Table of Contents
Observability is not monitoring. It's the ability to understand your system's internal state from external outputs. This guide shows how to build a complete stack using open-source tools.
The Three Pillars
Modern observability rests on three pillars:
- Metrics: Time-series data (CPU, requests/sec, latency percentiles)

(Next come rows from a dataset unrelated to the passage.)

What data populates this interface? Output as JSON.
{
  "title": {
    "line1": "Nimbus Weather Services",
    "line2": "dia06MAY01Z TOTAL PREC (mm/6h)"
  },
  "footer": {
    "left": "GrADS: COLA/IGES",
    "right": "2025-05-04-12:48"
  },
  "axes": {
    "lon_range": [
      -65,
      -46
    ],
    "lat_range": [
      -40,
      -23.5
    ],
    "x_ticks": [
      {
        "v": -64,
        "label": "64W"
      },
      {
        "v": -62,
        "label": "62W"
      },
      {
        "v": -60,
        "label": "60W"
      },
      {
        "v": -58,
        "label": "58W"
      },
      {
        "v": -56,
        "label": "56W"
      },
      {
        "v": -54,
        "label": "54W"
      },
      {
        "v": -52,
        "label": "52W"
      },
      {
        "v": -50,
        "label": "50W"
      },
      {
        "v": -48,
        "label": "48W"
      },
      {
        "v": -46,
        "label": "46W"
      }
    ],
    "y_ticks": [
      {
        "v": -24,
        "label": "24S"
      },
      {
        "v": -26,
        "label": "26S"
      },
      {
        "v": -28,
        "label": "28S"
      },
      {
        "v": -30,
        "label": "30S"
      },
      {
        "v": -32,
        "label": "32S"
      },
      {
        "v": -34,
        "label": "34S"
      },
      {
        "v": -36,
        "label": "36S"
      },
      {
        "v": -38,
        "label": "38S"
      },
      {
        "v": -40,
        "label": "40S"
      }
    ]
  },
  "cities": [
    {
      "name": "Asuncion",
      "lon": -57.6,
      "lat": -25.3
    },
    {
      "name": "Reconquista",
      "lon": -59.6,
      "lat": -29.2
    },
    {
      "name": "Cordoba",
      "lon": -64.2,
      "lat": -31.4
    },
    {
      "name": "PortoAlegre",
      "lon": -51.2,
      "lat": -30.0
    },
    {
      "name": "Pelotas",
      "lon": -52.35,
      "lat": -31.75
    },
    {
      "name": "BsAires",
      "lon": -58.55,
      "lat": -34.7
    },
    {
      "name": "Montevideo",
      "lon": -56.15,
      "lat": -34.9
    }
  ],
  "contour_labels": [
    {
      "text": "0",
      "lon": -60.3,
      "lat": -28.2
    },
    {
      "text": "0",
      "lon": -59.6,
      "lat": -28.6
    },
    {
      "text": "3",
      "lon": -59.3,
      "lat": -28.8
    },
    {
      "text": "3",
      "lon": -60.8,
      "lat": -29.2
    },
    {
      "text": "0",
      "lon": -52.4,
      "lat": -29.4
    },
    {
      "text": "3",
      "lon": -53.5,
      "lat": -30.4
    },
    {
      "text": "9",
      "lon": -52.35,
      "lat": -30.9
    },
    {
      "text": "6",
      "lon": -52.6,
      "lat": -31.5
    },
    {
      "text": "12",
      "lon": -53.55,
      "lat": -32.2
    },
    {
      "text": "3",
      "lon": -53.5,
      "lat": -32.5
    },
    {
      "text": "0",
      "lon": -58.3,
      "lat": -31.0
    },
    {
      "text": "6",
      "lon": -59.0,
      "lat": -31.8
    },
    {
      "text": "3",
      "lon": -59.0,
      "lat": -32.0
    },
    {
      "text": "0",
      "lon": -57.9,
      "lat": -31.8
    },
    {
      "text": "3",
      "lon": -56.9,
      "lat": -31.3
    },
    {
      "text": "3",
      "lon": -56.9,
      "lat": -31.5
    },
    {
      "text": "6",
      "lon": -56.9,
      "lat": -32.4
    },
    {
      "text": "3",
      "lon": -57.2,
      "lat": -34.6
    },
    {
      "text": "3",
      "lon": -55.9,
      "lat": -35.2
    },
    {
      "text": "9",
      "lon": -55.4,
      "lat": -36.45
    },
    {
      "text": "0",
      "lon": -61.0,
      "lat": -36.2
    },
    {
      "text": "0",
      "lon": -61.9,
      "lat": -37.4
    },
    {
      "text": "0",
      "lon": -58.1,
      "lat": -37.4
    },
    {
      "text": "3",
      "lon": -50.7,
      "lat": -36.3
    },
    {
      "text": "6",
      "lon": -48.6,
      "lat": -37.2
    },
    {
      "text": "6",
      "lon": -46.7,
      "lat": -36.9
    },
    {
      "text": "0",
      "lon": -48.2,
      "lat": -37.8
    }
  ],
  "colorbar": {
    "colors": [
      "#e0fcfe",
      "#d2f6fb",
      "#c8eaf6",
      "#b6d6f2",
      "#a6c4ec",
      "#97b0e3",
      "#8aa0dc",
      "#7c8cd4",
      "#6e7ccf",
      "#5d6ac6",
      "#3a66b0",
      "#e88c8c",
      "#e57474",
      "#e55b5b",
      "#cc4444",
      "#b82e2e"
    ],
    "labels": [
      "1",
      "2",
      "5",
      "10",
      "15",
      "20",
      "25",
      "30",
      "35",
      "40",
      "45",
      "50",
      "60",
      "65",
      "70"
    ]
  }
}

- Logs: Discrete events with context
- Traces: Request flow through distributed systems
Metrics with Prometheus
Prometheus is the de facto standard for metrics collection:
const promClient = require('prom-client');
const register = new promClient.Registry();
const httpRequestDuration = new promClient.Histogram({
name: 'http_request_duration_seconds',
help: 'Duration of HTTP requests in seconds',
labelNames: ['method', 'route', 'status'],
buckets: [0.1, 0.3, 0.5, 1, 1.5, 2, 3, 5]
});
register.registerMetric(httpRequestDuration);
Key Metrics to Track
- RED: Rate, Errors, Duration
- USE: Utilization, Saturation, Errors
- Custom business metrics
Centralized Logging
Structured logging enables powerful querying:
logger.info({
event: 'user_login',
user_id: user.id,
ip: req.ip,
duration_ms: 145,
success: true
});
Ship logs to a central system using the ELK stack or Grafana Loki:
- Elasticsearch: Powerful but resource-heavy
- Loki: Lightweight, integrates with Prometheus
Distributed Tracing
Understand request flow across microservices using OpenTelemetry:
const { trace } = require('@opentelemetry/api');
const tracer = trace.getTracer('myapp');
app.get('/api/users', async (req, res) => {
const span = tracer.startSpan('fetch_users');
try {
const users = await db.query('SELECT * FROM users');
span.setStatus({ code: SpanStatusCode.OK });
res.json(users);
} catch (error) {
span.setStatus({ code: SpanStatusCode.ERROR });
throw error;
} finally {
span.end();
}
});
Tying It Together
The real power comes from correlation:
Trace ID in Logs
Include trace ID in every log entry:
logger.info({
trace_id: span.context().traceId,
message: 'Processing request'
});
Metrics to Traces
When a metric spikes, drill down to individual traces to find the root cause.
Dashboard Example
A useful dashboard shows:
- Request rate and latency (metrics)
- Error rate with links to error logs
- Slowest traces in the last hour
- Resource utilization trends
Summary
Start with metrics for overview, use logs for context, and add tracing for distributed systems. Instrument early and correlate signals. The investment in observability pays off when production issues arise.